Research tells us that older people most able to adapt well to ageing and have better mental health behaviours, will engage with either a selection of new goals, optimisation of the resources already held or compensate for the loss of resources.
A useful exercise therefore, is to firstly see if you are doing any of those things. Are you reaching out to people for help or are you trying to do it all on your own (compensation). Are you adapting to your new situation and checking in with yourself and others about the new ways of living and whether they are really working for you (Optimisation). Or have you adapted to your new situation by letting go of existing goals and ways of living (Selection). We know in successful ageing, that those most at risk of not developing positive mental health behaviours are those not showing any of the examples of behaviour change in any of those three domains.
So when you have finished reading this, why not make a list of things you have adapted from your pre-COVID life to the life you expect to live now. How often have you reached out for help ? How have you selected which goals to keep going with and what you have chosen to refine? Are there any skills that you had forgotten you had that are now proving useful ? Or are there new skills that you have had to learn such as making work video calls that have been challenging but ultimately satisfying.

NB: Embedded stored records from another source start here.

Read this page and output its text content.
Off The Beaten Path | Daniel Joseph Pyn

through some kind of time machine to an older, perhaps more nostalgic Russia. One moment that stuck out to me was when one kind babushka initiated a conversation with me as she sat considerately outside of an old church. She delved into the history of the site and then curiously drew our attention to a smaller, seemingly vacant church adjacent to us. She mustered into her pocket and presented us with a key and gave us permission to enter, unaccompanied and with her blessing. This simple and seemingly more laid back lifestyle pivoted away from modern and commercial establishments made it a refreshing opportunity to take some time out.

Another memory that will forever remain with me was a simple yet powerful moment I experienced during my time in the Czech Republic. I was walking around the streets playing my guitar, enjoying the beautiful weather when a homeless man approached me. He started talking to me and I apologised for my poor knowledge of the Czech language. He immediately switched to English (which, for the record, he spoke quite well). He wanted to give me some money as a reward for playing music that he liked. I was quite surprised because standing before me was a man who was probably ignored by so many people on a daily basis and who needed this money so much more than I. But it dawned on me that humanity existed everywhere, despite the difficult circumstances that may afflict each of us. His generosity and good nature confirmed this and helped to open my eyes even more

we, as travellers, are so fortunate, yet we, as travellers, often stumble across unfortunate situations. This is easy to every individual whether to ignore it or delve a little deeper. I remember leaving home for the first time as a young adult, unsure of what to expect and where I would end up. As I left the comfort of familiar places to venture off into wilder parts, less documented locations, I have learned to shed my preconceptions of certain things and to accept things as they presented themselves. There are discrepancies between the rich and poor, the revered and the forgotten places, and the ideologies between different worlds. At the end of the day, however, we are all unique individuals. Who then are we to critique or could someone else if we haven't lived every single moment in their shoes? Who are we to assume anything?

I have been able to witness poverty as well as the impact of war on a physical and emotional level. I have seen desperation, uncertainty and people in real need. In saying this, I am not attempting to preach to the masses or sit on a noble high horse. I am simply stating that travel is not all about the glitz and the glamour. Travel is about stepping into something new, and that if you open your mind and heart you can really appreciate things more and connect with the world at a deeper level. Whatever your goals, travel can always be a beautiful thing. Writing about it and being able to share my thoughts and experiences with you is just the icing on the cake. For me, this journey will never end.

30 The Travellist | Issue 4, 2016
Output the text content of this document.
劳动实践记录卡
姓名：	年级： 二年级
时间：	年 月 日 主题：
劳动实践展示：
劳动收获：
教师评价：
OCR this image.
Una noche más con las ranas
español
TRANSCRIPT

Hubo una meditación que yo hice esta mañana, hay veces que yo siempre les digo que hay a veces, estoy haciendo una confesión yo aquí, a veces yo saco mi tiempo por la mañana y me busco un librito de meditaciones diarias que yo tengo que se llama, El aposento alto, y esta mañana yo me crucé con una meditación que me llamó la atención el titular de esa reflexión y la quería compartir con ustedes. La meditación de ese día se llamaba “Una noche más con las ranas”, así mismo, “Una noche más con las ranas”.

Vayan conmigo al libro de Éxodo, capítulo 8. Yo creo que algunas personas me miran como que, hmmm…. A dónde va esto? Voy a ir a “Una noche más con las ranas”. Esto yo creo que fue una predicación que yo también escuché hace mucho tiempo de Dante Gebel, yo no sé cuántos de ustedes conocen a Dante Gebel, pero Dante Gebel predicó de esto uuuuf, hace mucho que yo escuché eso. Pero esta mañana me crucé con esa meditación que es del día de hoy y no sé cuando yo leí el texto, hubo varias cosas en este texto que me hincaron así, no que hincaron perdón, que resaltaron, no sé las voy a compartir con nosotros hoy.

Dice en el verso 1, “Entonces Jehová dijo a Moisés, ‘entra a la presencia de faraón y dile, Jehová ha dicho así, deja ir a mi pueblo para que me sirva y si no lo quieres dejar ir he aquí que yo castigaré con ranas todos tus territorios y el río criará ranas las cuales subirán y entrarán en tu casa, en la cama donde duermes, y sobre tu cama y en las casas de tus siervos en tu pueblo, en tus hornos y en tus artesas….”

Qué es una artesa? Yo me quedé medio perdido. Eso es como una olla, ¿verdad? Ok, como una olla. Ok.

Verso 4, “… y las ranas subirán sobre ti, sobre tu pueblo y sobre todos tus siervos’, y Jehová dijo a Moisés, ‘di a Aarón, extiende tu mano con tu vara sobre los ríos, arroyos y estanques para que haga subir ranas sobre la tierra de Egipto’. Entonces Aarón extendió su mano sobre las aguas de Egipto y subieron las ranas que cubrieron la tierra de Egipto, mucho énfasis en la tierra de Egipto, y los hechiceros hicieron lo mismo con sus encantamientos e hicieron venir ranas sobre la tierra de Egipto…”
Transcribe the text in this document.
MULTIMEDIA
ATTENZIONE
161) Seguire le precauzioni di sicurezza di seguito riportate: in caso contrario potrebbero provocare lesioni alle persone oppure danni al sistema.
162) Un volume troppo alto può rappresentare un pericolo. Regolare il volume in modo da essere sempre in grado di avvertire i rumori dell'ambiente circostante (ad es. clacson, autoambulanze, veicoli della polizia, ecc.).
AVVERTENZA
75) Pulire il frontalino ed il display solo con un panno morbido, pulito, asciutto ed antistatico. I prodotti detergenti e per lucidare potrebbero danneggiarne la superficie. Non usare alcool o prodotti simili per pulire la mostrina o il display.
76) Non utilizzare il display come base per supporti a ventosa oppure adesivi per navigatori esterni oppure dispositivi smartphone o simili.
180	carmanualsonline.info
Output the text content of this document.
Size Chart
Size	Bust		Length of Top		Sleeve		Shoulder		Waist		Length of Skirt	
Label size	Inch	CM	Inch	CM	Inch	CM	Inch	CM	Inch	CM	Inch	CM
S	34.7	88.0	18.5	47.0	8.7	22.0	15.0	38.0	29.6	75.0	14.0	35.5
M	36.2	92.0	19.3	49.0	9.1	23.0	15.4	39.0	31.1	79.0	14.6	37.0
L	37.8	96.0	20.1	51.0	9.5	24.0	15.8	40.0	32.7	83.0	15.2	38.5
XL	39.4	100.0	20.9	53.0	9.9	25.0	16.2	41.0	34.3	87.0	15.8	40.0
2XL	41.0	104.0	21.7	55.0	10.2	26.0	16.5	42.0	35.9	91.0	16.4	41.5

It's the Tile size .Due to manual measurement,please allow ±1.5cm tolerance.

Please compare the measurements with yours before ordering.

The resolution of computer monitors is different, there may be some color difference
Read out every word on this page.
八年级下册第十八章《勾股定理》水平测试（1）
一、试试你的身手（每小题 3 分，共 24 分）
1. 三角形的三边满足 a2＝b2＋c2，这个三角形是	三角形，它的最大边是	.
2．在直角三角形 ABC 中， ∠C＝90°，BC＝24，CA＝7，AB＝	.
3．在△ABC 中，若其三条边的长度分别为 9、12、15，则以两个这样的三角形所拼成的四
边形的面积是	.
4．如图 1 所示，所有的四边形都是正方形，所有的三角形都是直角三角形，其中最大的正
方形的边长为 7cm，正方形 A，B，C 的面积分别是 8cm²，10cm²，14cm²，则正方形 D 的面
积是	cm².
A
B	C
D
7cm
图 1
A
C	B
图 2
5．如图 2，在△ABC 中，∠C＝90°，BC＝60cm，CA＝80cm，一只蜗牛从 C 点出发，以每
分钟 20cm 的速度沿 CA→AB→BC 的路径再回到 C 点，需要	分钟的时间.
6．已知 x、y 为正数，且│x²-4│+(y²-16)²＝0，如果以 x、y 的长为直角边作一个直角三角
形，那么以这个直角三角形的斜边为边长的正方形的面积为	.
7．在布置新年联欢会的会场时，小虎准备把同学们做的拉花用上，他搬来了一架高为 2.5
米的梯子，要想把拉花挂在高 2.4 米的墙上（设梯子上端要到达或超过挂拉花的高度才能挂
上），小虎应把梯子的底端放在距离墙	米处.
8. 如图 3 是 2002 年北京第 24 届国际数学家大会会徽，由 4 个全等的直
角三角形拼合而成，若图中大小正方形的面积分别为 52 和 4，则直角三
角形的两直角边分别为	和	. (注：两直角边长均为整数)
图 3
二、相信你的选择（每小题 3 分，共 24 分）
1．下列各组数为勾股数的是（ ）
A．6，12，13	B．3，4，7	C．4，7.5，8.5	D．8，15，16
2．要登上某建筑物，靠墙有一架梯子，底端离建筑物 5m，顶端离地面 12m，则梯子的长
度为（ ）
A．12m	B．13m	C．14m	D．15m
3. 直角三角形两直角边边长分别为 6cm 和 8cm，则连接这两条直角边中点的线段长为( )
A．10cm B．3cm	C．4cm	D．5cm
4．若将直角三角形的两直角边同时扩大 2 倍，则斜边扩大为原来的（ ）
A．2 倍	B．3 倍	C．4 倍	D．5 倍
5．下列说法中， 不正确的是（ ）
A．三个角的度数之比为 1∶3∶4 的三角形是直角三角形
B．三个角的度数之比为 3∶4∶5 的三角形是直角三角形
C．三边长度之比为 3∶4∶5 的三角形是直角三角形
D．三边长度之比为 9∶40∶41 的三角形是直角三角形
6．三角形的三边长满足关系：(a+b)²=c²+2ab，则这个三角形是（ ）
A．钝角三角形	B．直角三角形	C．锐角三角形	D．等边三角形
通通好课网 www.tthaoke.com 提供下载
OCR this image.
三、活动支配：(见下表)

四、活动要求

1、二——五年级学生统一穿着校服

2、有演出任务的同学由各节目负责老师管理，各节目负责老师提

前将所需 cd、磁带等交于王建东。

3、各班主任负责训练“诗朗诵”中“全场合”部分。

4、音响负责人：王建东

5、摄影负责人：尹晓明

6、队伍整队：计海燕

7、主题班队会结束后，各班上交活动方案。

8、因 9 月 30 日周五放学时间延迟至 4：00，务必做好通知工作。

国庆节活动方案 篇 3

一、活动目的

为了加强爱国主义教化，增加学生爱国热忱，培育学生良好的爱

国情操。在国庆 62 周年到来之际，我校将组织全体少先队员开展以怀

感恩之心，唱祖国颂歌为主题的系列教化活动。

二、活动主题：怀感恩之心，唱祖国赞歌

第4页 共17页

By making these positive choices to change, rather than feeling this is all being done to you, will find your resilience grow. A useful skill when you retire perhaps ?
Now is also the opportunity to take this time to stop and reflect about how these experiences are those keenly felt by our older population. No motivational quotes for them. No extra support on a day to day basis. No live streamed concerts, or cut price local food delivery.
So, this global health crisis is helping us learn about resilience and grit. It has also given us a front row seat to declining mental health when the supporting structures of work are ripped from us when we didn’t ask for the change. This inevitable process, like ageing and retirement are the lived experiences of many of our older population. Maybe at last we can afford the respect to those successful agers and whose lived experience is more permanent than a COVID-19 crisis. We could certainly learn a thing or two I’m sure.